The event never happened, leading to a contractual dispute between Holyfield and Triller. Then De La Hoya contracted COVID just days before his fight with Belfort, opening the door for Holyfield to step in, solving two issues at once.
But why fight at all if you’re Holyfield? For one, he’s making multiple millions, sources told ESPN. More so, he’s still chasing a lucrative third fight with Tyson. “Iron” Mike’s November exhibition with Roy Jones Jr. — a Triller event — was a massive success.
“This is the first time my kids ever told me… ‘Dad, you don’t need to be getting hit,'” Holyfield said.
So what does Holyfield say to those who say he shouldn’t be fighting at 58?
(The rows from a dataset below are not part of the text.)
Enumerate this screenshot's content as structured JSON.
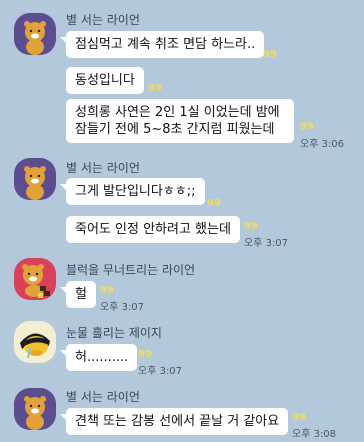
{
  "colors": {
    "background": "#b3c8db",
    "bubble": "#ffffff",
    "unread": "#f3dc5a"
  },
  "groups": [
    {
      "sender": "별 서는 라이언",
      "avatar": "ryan-standing-icon",
      "messages": [
        {
          "text": "점심먹고 계속 취조 면담 하느라..",
          "unread": "99",
          "time": ""
        },
        {
          "text": "동성입니다",
          "unread": "99",
          "time": ""
        },
        {
          "text": "성희롱 사연은 2인 1실 이었는데 밤에 잠들기 전에 5~8초 간지럼 피웠는데",
          "unread": "99",
          "time": "오후 3:06"
        }
      ]
    },
    {
      "sender": "별 서는 라이언",
      "avatar": "ryan-standing-icon",
      "messages": [
        {
          "text": "그게 발단입니다ㅎㅎ;;",
          "unread": "99",
          "time": ""
        },
        {
          "text": "죽어도 인정 안하려고 했는데",
          "unread": "99",
          "time": "오후 3:07"
        }
      ]
    },
    {
      "sender": "블럭을 무너트리는 라이언",
      "avatar": "ryan-blocks-icon",
      "messages": [
        {
          "text": "헐",
          "unread": "99",
          "time": "오후 3:07"
        }
      ]
    },
    {
      "sender": "눈물 흘리는 제이지",
      "avatar": "jayg-crying-icon",
      "messages": [
        {
          "text": "허..........",
          "unread": "99",
          "time": "오후 3:07"
        }
      ]
    },
    {
      "sender": "별 서는 라이언",
      "avatar": "ryan-standing-icon",
      "messages": [
        {
          "text": "견책 또는 감봉 선에서 끝날 거 같아요",
          "unread": "99",
          "time": "오후 3:08"
        }
      ]
    }
  ]
}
“You are absolutely right,” Holyfield said. “At least I’m fighting somebody that I know I can protect myself [against]. The whole thing’s about protection. You don’t become a good fighter until you know how not to get hit…. I know all the things that’s necessary to be safe.”
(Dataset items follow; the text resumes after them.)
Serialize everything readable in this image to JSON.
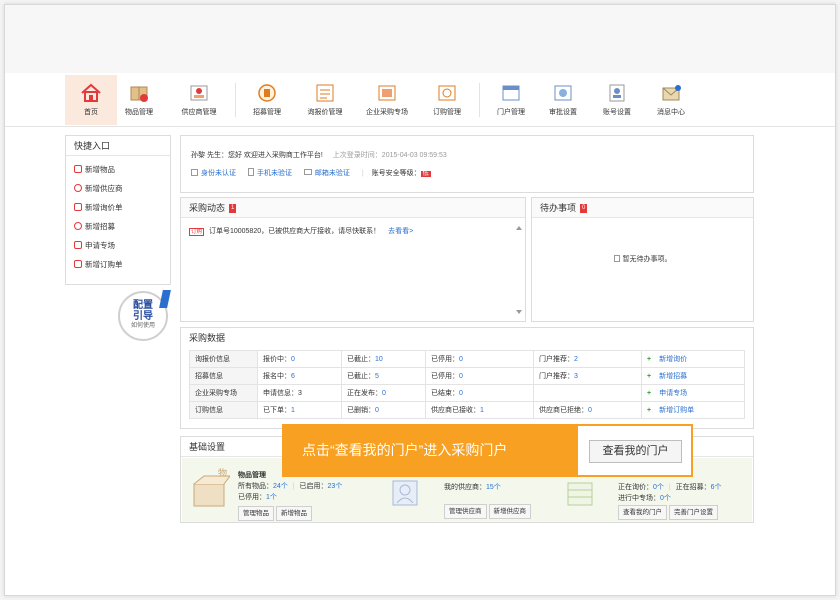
{
  "nav": {
    "items": [
      {
        "label": "首页"
      },
      {
        "label": "物品管理"
      },
      {
        "label": "供应商管理"
      },
      {
        "label": "招募管理"
      },
      {
        "label": "询报价管理"
      },
      {
        "label": "企业采购专场"
      },
      {
        "label": "订购管理"
      },
      {
        "label": "门户管理"
      },
      {
        "label": "审批设置"
      },
      {
        "label": "账号设置"
      },
      {
        "label": "消息中心"
      }
    ]
  },
  "quick": {
    "title": "快捷入口",
    "items": [
      {
        "label": "新增物品"
      },
      {
        "label": "新增供应商"
      },
      {
        "label": "新增询价单"
      },
      {
        "label": "新增招募"
      },
      {
        "label": "申请专场"
      },
      {
        "label": "新增订购单"
      }
    ]
  },
  "guide": {
    "line1": "配置",
    "line2": "引导",
    "line3": "如何使用"
  },
  "welcome": {
    "text": "孙黎 先生：您好 欢迎进入采购商工作平台!",
    "last_login_label": "上次登录时间：",
    "last_login": "2015-04-03 09:59:53",
    "verify": [
      "身份未认证",
      "手机未验证",
      "邮箱未验证"
    ],
    "security_label": "账号安全等级：",
    "security_level": "低"
  },
  "dynamics": {
    "title": "采购动态",
    "count": "1",
    "tag": "订购",
    "message": "订单号10005820，已被供应商大厅接收，请尽快联系！",
    "link": "去看看>"
  },
  "todo": {
    "title": "待办事项",
    "count": "0",
    "empty": "暂无待办事项。"
  },
  "pdata": {
    "title": "采购数据",
    "rows": [
      {
        "head": "询报价信息",
        "c1": "报价中：",
        "v1": "0",
        "c2": "已截止：",
        "v2": "10",
        "c3": "已停用：",
        "v3": "0",
        "c4": "门户推荐：",
        "v4": "2",
        "action": "新增询价"
      },
      {
        "head": "招募信息",
        "c1": "报名中：",
        "v1": "6",
        "c2": "已截止：",
        "v2": "5",
        "c3": "已停用：",
        "v3": "0",
        "c4": "门户推荐：",
        "v4": "3",
        "action": "新增招募"
      },
      {
        "head": "企业采购专场",
        "c1": "申请信息：",
        "v1": "3",
        "c2": "正在发布：",
        "v2": "0",
        "c3": "已结束：",
        "v3": "0",
        "c4": "",
        "v4": "",
        "action": "申请专场"
      },
      {
        "head": "订购信息",
        "c1": "已下单：",
        "v1": "1",
        "c2": "已删销：",
        "v2": "0",
        "c3": "供应商已接收：",
        "v3": "1",
        "c4": "供应商已拒绝：",
        "v4": "0",
        "action": "新增订购单"
      }
    ]
  },
  "basic": {
    "title": "基础设置",
    "items": {
      "title": "物品管理",
      "all_label": "所有物品：",
      "all": "24个",
      "enabled_label": "已启用：",
      "enabled": "23个",
      "disabled_label": "已停用：",
      "disabled": "1个",
      "btn1": "管理物品",
      "btn2": "新增物品"
    },
    "suppliers": {
      "my_label": "我的供应商：",
      "my": "15个",
      "btn1": "管理供应商",
      "btn2": "新增供应商"
    },
    "portal": {
      "c1_label": "正在询价：",
      "c1": "0个",
      "c2_label": "正在招募：",
      "c2": "6个",
      "c3_label": "进行中专场：",
      "c3": "0个",
      "btn1": "查看我的门户",
      "btn2": "完善门户设置"
    }
  },
  "tip": {
    "text": "点击“查看我的门户”进入采购门户",
    "button": "查看我的门户"
  }
}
“It’s kind of hard to turn down a big sum of something when you know you can do it. Plus you gotta understand, they saying fight somebody who boxing ain’t his thing.”
Indeed, Belfort is a 44-year-old who has had only one pro boxing match. And that was in 2006, a first-round KO victory in his native Brazil. Belfort hasn’t fought since May 2018, a second-round KO loss to Lyoto Machida at UFC 224. That was Belfort’s fourth loss in six Octagon appearances. He announced his retirement after the bout.
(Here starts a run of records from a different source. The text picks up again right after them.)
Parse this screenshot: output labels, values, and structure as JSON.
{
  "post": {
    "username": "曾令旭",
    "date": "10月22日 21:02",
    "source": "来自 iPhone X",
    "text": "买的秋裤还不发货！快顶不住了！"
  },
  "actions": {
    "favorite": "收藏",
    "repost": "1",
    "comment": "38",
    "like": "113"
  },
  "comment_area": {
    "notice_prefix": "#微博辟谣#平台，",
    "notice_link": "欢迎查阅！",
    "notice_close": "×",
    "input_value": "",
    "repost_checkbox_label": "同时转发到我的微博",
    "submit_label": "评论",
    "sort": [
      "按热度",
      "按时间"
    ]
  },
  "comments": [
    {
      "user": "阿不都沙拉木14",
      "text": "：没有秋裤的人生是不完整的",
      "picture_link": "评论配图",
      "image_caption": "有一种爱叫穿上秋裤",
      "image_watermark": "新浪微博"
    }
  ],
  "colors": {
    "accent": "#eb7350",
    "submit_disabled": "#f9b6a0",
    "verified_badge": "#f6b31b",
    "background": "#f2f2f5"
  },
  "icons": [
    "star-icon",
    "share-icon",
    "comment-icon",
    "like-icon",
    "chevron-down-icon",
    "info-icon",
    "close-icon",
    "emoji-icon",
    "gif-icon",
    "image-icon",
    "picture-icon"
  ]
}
Is he the oldest boxer to partake in an official bout?
Even if this bout proceeds as an official fight, Holyfield — one month shy of his 59th birthday — won’t be the oldest boxer to partake in a professional fight.
That distinction belongs to Steve Ward, whose final fight came months before his 60th birthday. The Englishman ended his career with seven consecutive losses, his last fight coming in December 2015. His record: 15-40-3, 1 KO.
Ward never competed anywhere near the top level, but there is Jack Johnson, the all-time great who became the first Black heavyweight champion in 1908. He finished his career at 53 years old with five losses in his final seven bouts.
Who else is on the card?
UFC legends Anderson Silva and Tito Ortiz meet in a professional boxing match in the co-feature. Silva upset Julio Cesar Chavez Jr. this summer in Mexico, and now fights Ortiz, who will be making his boxing debut.
Also on the card is former heavyweight (and cruiserweight) champion David Haye who is coming out of retirement to meet Joe Fournier in a sanctioned fight. When they were set to fight in Los Angeles on the same date, the fight was an exhibition. Fournier, a part-time boxer, scored a knockout of musical artist Reykon in April on the Jake Paul-Ben Askren undercard.
The opening bout of the pay-per-view bout is the lone fight that features two world-class boxers: a 130-pound fight between fringe contenders Andy Vences and Jono Carroll.